The 65-29 vote included three Republicans joining Democrats to oppose the bill.
“I am sad and disappointed, but ultimately unsurprised,” Pinter said. “The Republican Party is determined to destroy progress toward sustainability to keep the pockets of the billionaires that run the fossil fuel industry lined.”
Geoffrey Buckley, a geography professor, attributes the passage of the bill to monetary motivation.
“Those (representatives) are getting money from fossil fuel industries,” he said. “It’s a last-minute money grab, and a lot of these representatives are simply doing work for these corporations that have funded them.”
Ryan Fogt, an associate professor of meteorology, said he is worried about how H.B. 114 will affect the solar industry. Solar is more beneficial than many other energy sources, Fogt said.
“Solar has been the biggest growth in renewable energy,” he said. “For every job in coal, there are three jobs in solar.
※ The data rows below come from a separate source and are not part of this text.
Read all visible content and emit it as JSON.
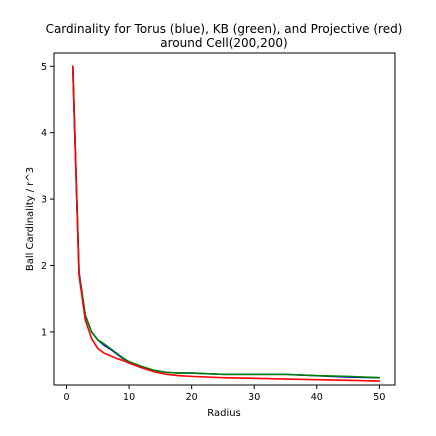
{
  "chart_data": {
    "type": "line",
    "title_lines": [
      "Cardinality for Torus (blue), KB (green), and Projective (red)",
      "around Cell(200,200)"
    ],
    "xlabel": "Radius",
    "ylabel": "Ball Cardinality / r^3",
    "xlim": [
      -2,
      52.5
    ],
    "ylim": [
      0.2,
      5.2
    ],
    "x_ticks": [
      0,
      10,
      20,
      30,
      40,
      50
    ],
    "y_ticks": [
      1,
      2,
      3,
      4,
      5
    ],
    "grid": false,
    "legend": "none",
    "series": [
      {
        "color": "#0000ff",
        "x": [
          1,
          2,
          3,
          4,
          5,
          6,
          7,
          8,
          9,
          10,
          12,
          14,
          16,
          18,
          20,
          25,
          30,
          35,
          40,
          45,
          50
        ],
        "y": [
          5.0,
          1.9,
          1.25,
          1.0,
          0.88,
          0.8,
          0.74,
          0.67,
          0.6,
          0.55,
          0.47,
          0.42,
          0.39,
          0.38,
          0.38,
          0.36,
          0.36,
          0.36,
          0.34,
          0.32,
          0.31
        ]
      },
      {
        "color": "#008000",
        "x": [
          1,
          2,
          3,
          4,
          5,
          6,
          7,
          8,
          9,
          10,
          12,
          14,
          16,
          18,
          20,
          25,
          30,
          35,
          40,
          45,
          50
        ],
        "y": [
          5.0,
          1.88,
          1.25,
          1.0,
          0.88,
          0.82,
          0.75,
          0.68,
          0.61,
          0.55,
          0.48,
          0.42,
          0.39,
          0.38,
          0.38,
          0.36,
          0.36,
          0.36,
          0.34,
          0.33,
          0.31
        ]
      },
      {
        "color": "#ff0000",
        "x": [
          1,
          2,
          3,
          4,
          5,
          6,
          7,
          8,
          9,
          10,
          12,
          14,
          16,
          18,
          20,
          25,
          30,
          35,
          40,
          45,
          50
        ],
        "y": [
          5.0,
          1.85,
          1.18,
          0.9,
          0.75,
          0.68,
          0.64,
          0.6,
          0.57,
          0.53,
          0.46,
          0.4,
          0.36,
          0.34,
          0.33,
          0.31,
          0.3,
          0.29,
          0.28,
          0.27,
          0.26
        ]
      }
    ]
  }
}
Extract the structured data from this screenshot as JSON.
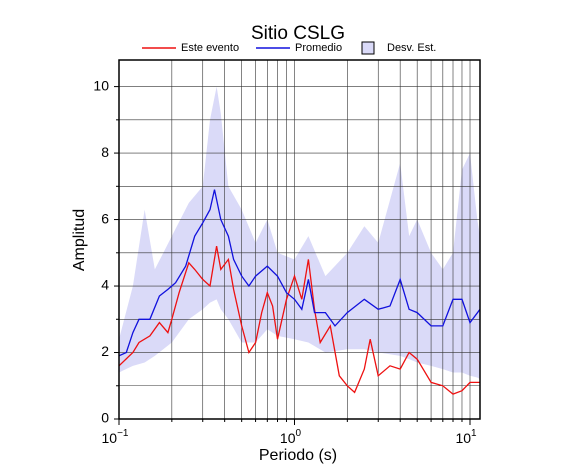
{
  "chart_data": {
    "type": "line",
    "title": "Sitio CSLG",
    "xlabel": "Periodo (s)",
    "ylabel": "Amplitud",
    "xlog": true,
    "grid": true,
    "xlim": [
      0.1,
      11.4
    ],
    "ylim": [
      0,
      10.8
    ],
    "xticks": [
      {
        "value": 0.1,
        "label": "10",
        "exponent": "−1"
      },
      {
        "value": 1,
        "label": "10",
        "exponent": "0"
      },
      {
        "value": 10,
        "label": "10",
        "exponent": "1"
      }
    ],
    "xminor": [
      0.2,
      0.3,
      0.4,
      0.5,
      0.6,
      0.7,
      0.8,
      0.9,
      2,
      3,
      4,
      5,
      6,
      7,
      8,
      9
    ],
    "yticks": [
      0,
      2,
      4,
      6,
      8,
      10
    ],
    "yminor": [
      1,
      3,
      5,
      7,
      9
    ],
    "series": [
      {
        "name": "Este evento",
        "color": "#ee1111",
        "x": [
          0.1,
          0.12,
          0.13,
          0.15,
          0.17,
          0.19,
          0.2,
          0.22,
          0.25,
          0.27,
          0.3,
          0.33,
          0.36,
          0.38,
          0.42,
          0.45,
          0.5,
          0.55,
          0.6,
          0.65,
          0.7,
          0.75,
          0.8,
          0.9,
          1.0,
          1.1,
          1.2,
          1.3,
          1.4,
          1.6,
          1.8,
          2.0,
          2.2,
          2.5,
          2.7,
          3.0,
          3.5,
          4.0,
          4.5,
          5.0,
          6.0,
          7.0,
          8.0,
          9.0,
          10,
          11.4
        ],
        "values": [
          1.6,
          2.0,
          2.3,
          2.5,
          2.9,
          2.6,
          3.0,
          3.8,
          4.7,
          4.5,
          4.2,
          4.0,
          5.2,
          4.5,
          4.8,
          3.9,
          2.8,
          2.0,
          2.3,
          3.2,
          3.8,
          3.4,
          2.4,
          3.6,
          4.3,
          3.6,
          4.8,
          3.3,
          2.3,
          2.8,
          1.3,
          1.0,
          0.8,
          1.5,
          2.4,
          1.3,
          1.6,
          1.5,
          2.0,
          1.8,
          1.1,
          1.0,
          0.75,
          0.85,
          1.1,
          1.1
        ]
      },
      {
        "name": "Promedio",
        "color": "#1111dd",
        "x": [
          0.1,
          0.11,
          0.12,
          0.13,
          0.15,
          0.17,
          0.19,
          0.21,
          0.24,
          0.27,
          0.3,
          0.33,
          0.35,
          0.38,
          0.42,
          0.45,
          0.5,
          0.55,
          0.6,
          0.7,
          0.8,
          0.9,
          1.0,
          1.1,
          1.2,
          1.3,
          1.5,
          1.7,
          2.0,
          2.5,
          3.0,
          3.5,
          4.0,
          4.5,
          5.0,
          6.0,
          7.0,
          8.0,
          9.0,
          10,
          11.4
        ],
        "values": [
          1.9,
          2.0,
          2.6,
          3.0,
          3.0,
          3.7,
          3.9,
          4.1,
          4.6,
          5.5,
          5.9,
          6.3,
          6.9,
          6.0,
          5.5,
          4.8,
          4.3,
          4.0,
          4.3,
          4.6,
          4.3,
          3.8,
          3.6,
          3.3,
          4.2,
          3.2,
          3.2,
          2.8,
          3.2,
          3.6,
          3.3,
          3.4,
          4.2,
          3.3,
          3.2,
          2.8,
          2.8,
          3.6,
          3.6,
          2.9,
          3.3
        ]
      }
    ],
    "band": {
      "name": "Desv. Est.",
      "color": "#dadaf8",
      "x": [
        0.1,
        0.12,
        0.14,
        0.16,
        0.2,
        0.25,
        0.3,
        0.33,
        0.36,
        0.38,
        0.42,
        0.5,
        0.6,
        0.7,
        0.8,
        1.0,
        1.2,
        1.5,
        2.0,
        2.5,
        3.0,
        4.0,
        4.5,
        5.0,
        6.0,
        7.0,
        8.0,
        9.0,
        10,
        11,
        11.4
      ],
      "lower": [
        1.4,
        1.6,
        1.7,
        1.9,
        2.3,
        3.0,
        3.3,
        3.5,
        3.6,
        3.3,
        3.0,
        2.3,
        2.3,
        2.7,
        2.5,
        2.4,
        2.3,
        2.0,
        2.1,
        2.1,
        2.0,
        1.9,
        1.8,
        1.7,
        1.6,
        1.5,
        1.4,
        1.4,
        1.3,
        1.25,
        1.2
      ],
      "upper": [
        2.4,
        4.0,
        6.3,
        4.5,
        5.5,
        6.5,
        7.0,
        9.0,
        10.0,
        9.2,
        7.0,
        6.3,
        5.3,
        6.0,
        5.0,
        4.8,
        5.5,
        4.3,
        5.0,
        5.8,
        5.3,
        7.7,
        5.5,
        6.0,
        5.0,
        4.5,
        5.0,
        7.5,
        8.0,
        6.0,
        5.5
      ]
    }
  }
}
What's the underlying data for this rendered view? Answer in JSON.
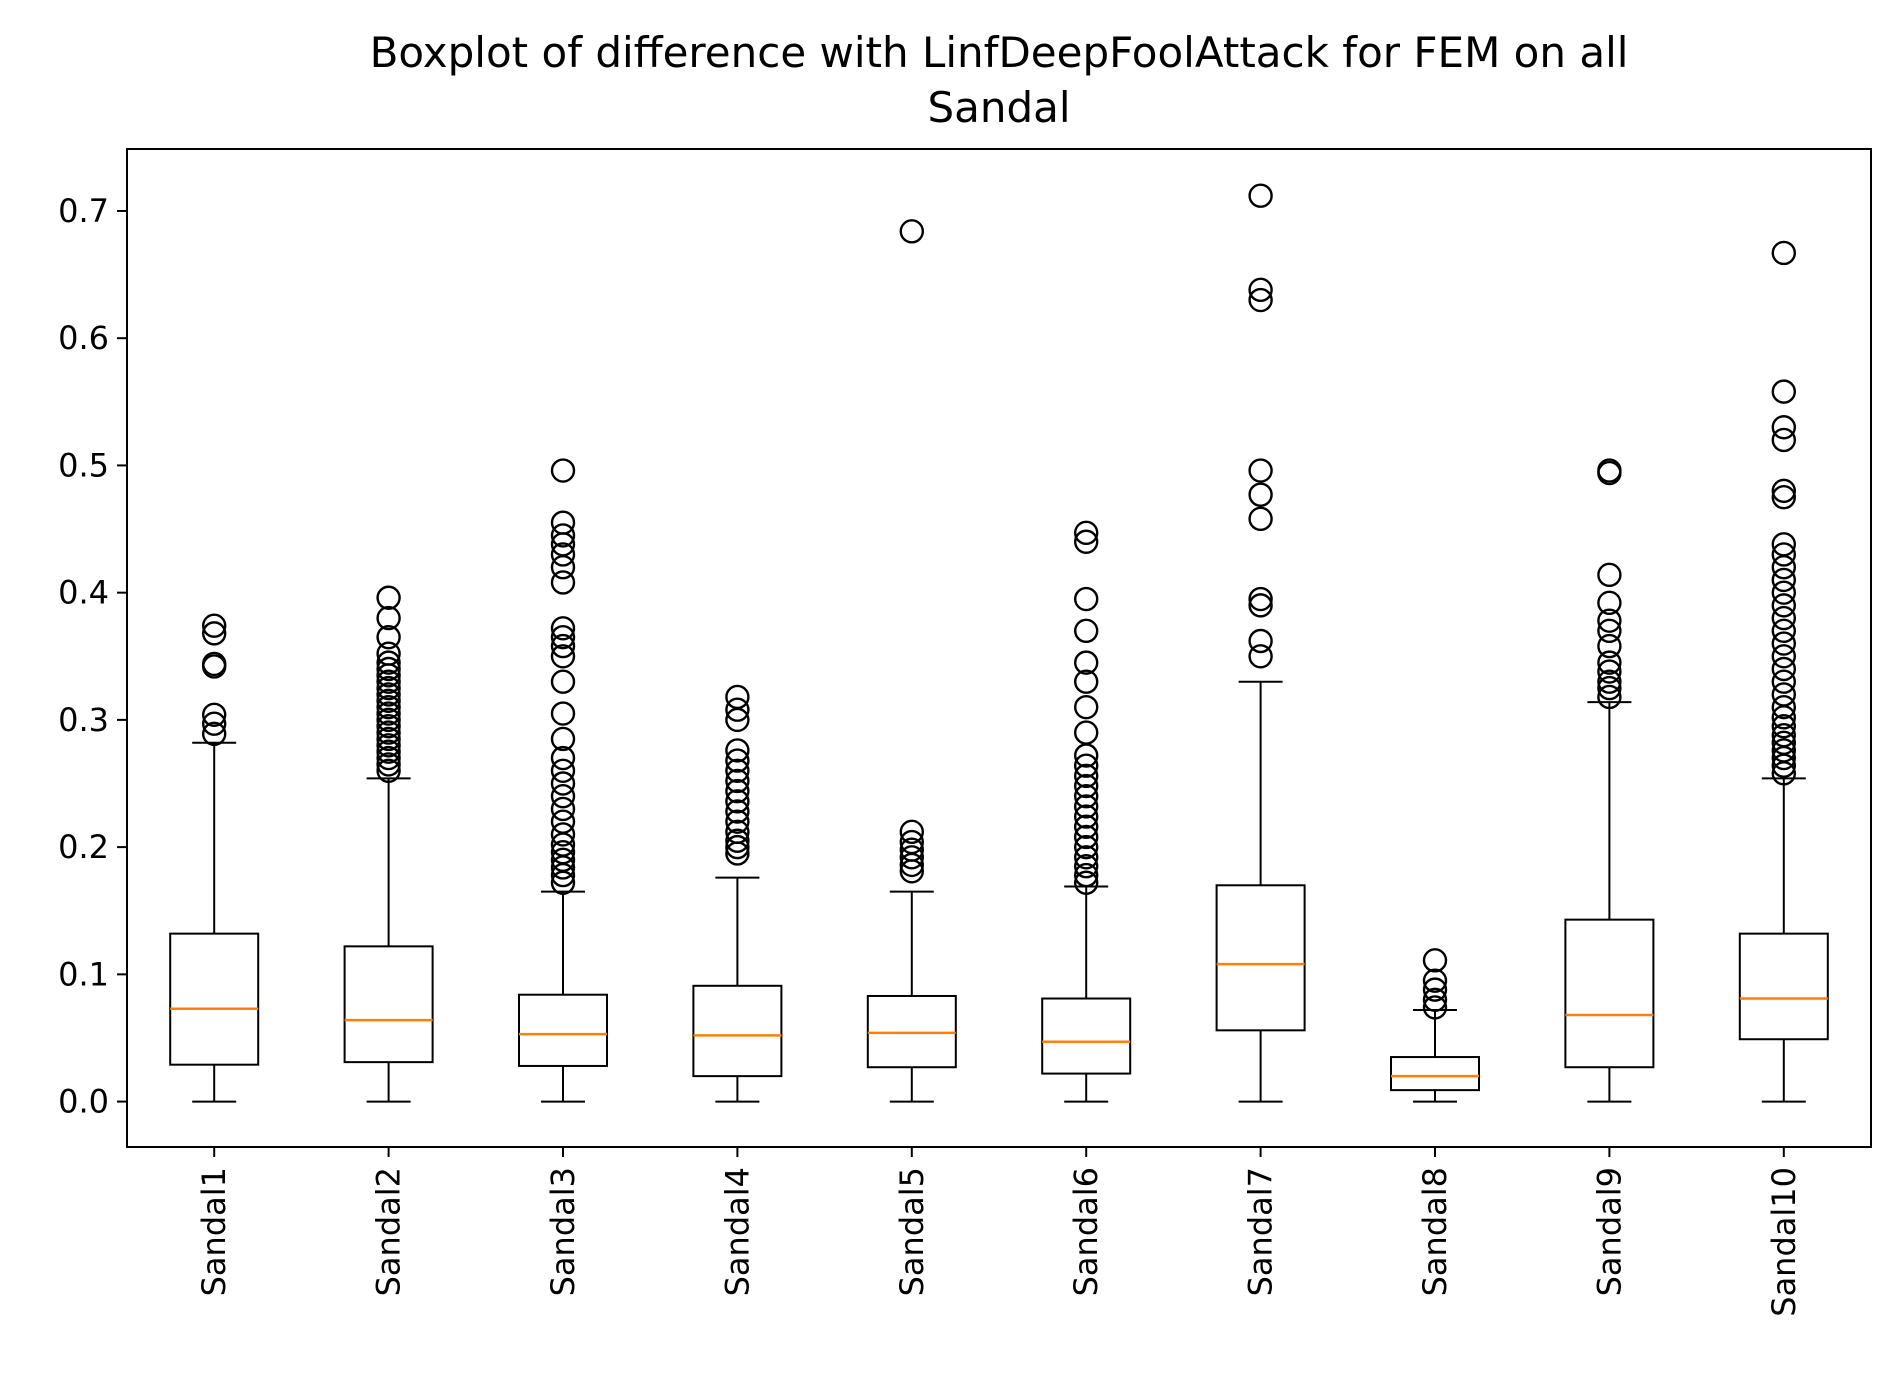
{
  "chart_data": {
    "type": "boxplot",
    "title_lines": [
      "Boxplot of difference with LinfDeepFoolAttack for FEM on all",
      "Sandal"
    ],
    "xlabel": "",
    "ylabel": "",
    "ylim": [
      -0.0357,
      0.7487
    ],
    "yticks": [
      0.0,
      0.1,
      0.2,
      0.3,
      0.4,
      0.5,
      0.6,
      0.7
    ],
    "ytick_labels": [
      "0.0",
      "0.1",
      "0.2",
      "0.3",
      "0.4",
      "0.5",
      "0.6",
      "0.7"
    ],
    "categories": [
      "Sandal1",
      "Sandal2",
      "Sandal3",
      "Sandal4",
      "Sandal5",
      "Sandal6",
      "Sandal7",
      "Sandal8",
      "Sandal9",
      "Sandal10"
    ],
    "grid": false,
    "colors": {
      "box": "#000000",
      "median": "#ff7f0e",
      "flier": "#000000"
    },
    "boxes": [
      {
        "name": "Sandal1",
        "whislo": 0.0,
        "q1": 0.029,
        "med": 0.073,
        "q3": 0.132,
        "whishi": 0.282,
        "fliers": [
          0.289,
          0.297,
          0.304,
          0.342,
          0.344,
          0.368,
          0.374
        ]
      },
      {
        "name": "Sandal2",
        "whislo": 0.0,
        "q1": 0.031,
        "med": 0.064,
        "q3": 0.122,
        "whishi": 0.254,
        "fliers": [
          0.26,
          0.265,
          0.27,
          0.275,
          0.28,
          0.285,
          0.29,
          0.295,
          0.3,
          0.305,
          0.31,
          0.315,
          0.32,
          0.325,
          0.33,
          0.335,
          0.34,
          0.345,
          0.352,
          0.365,
          0.38,
          0.396
        ]
      },
      {
        "name": "Sandal3",
        "whislo": 0.0,
        "q1": 0.028,
        "med": 0.053,
        "q3": 0.084,
        "whishi": 0.165,
        "fliers": [
          0.172,
          0.178,
          0.184,
          0.19,
          0.196,
          0.202,
          0.21,
          0.22,
          0.23,
          0.24,
          0.25,
          0.26,
          0.27,
          0.285,
          0.305,
          0.33,
          0.35,
          0.358,
          0.365,
          0.372,
          0.408,
          0.42,
          0.43,
          0.438,
          0.445,
          0.455,
          0.496
        ]
      },
      {
        "name": "Sandal4",
        "whislo": 0.0,
        "q1": 0.02,
        "med": 0.052,
        "q3": 0.091,
        "whishi": 0.176,
        "fliers": [
          0.195,
          0.2,
          0.205,
          0.212,
          0.22,
          0.228,
          0.236,
          0.244,
          0.252,
          0.26,
          0.268,
          0.276,
          0.3,
          0.308,
          0.318
        ]
      },
      {
        "name": "Sandal5",
        "whislo": 0.0,
        "q1": 0.027,
        "med": 0.054,
        "q3": 0.083,
        "whishi": 0.165,
        "fliers": [
          0.181,
          0.186,
          0.192,
          0.198,
          0.204,
          0.212,
          0.684
        ]
      },
      {
        "name": "Sandal6",
        "whislo": 0.0,
        "q1": 0.022,
        "med": 0.047,
        "q3": 0.081,
        "whishi": 0.169,
        "fliers": [
          0.172,
          0.178,
          0.185,
          0.192,
          0.2,
          0.208,
          0.216,
          0.224,
          0.232,
          0.24,
          0.248,
          0.256,
          0.264,
          0.272,
          0.29,
          0.31,
          0.33,
          0.345,
          0.37,
          0.395,
          0.44,
          0.447
        ]
      },
      {
        "name": "Sandal7",
        "whislo": 0.0,
        "q1": 0.056,
        "med": 0.108,
        "q3": 0.17,
        "whishi": 0.33,
        "fliers": [
          0.35,
          0.362,
          0.39,
          0.395,
          0.458,
          0.477,
          0.496,
          0.63,
          0.638,
          0.712
        ]
      },
      {
        "name": "Sandal8",
        "whislo": 0.0,
        "q1": 0.009,
        "med": 0.02,
        "q3": 0.035,
        "whishi": 0.072,
        "fliers": [
          0.074,
          0.08,
          0.088,
          0.095,
          0.111
        ]
      },
      {
        "name": "Sandal9",
        "whislo": 0.0,
        "q1": 0.027,
        "med": 0.068,
        "q3": 0.143,
        "whishi": 0.314,
        "fliers": [
          0.318,
          0.325,
          0.33,
          0.338,
          0.345,
          0.358,
          0.37,
          0.378,
          0.392,
          0.414,
          0.494,
          0.496
        ]
      },
      {
        "name": "Sandal10",
        "whislo": 0.0,
        "q1": 0.049,
        "med": 0.081,
        "q3": 0.132,
        "whishi": 0.254,
        "fliers": [
          0.258,
          0.264,
          0.27,
          0.276,
          0.282,
          0.288,
          0.295,
          0.302,
          0.31,
          0.32,
          0.33,
          0.34,
          0.35,
          0.36,
          0.37,
          0.38,
          0.39,
          0.4,
          0.41,
          0.42,
          0.43,
          0.438,
          0.475,
          0.48,
          0.52,
          0.53,
          0.558,
          0.667
        ]
      }
    ]
  }
}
It’s been an area of boom.”
Fogt said renewable energy sources are at a significant risk from the bill because it will create more of a “burden.”
Buckley argued that, in order to be competitive, Ohio needs to invest in new sources of energy.
“From an economic standpoint, it’s the future compared to the coal industry,” Buckley said. “If we want to be a player in the future and continue to attract people to the state and have good-paying jobs, the energy isn’t going to be with fossil fuels.”
If the state government continues to cut incentives for renewable energy, Pinter said the state and, ultimately, the world will suffer.
“I am worried about the future of the planet,” Pinter said. “We cannot afford to cut back on renewables in the face of climate change. It could cost lives.”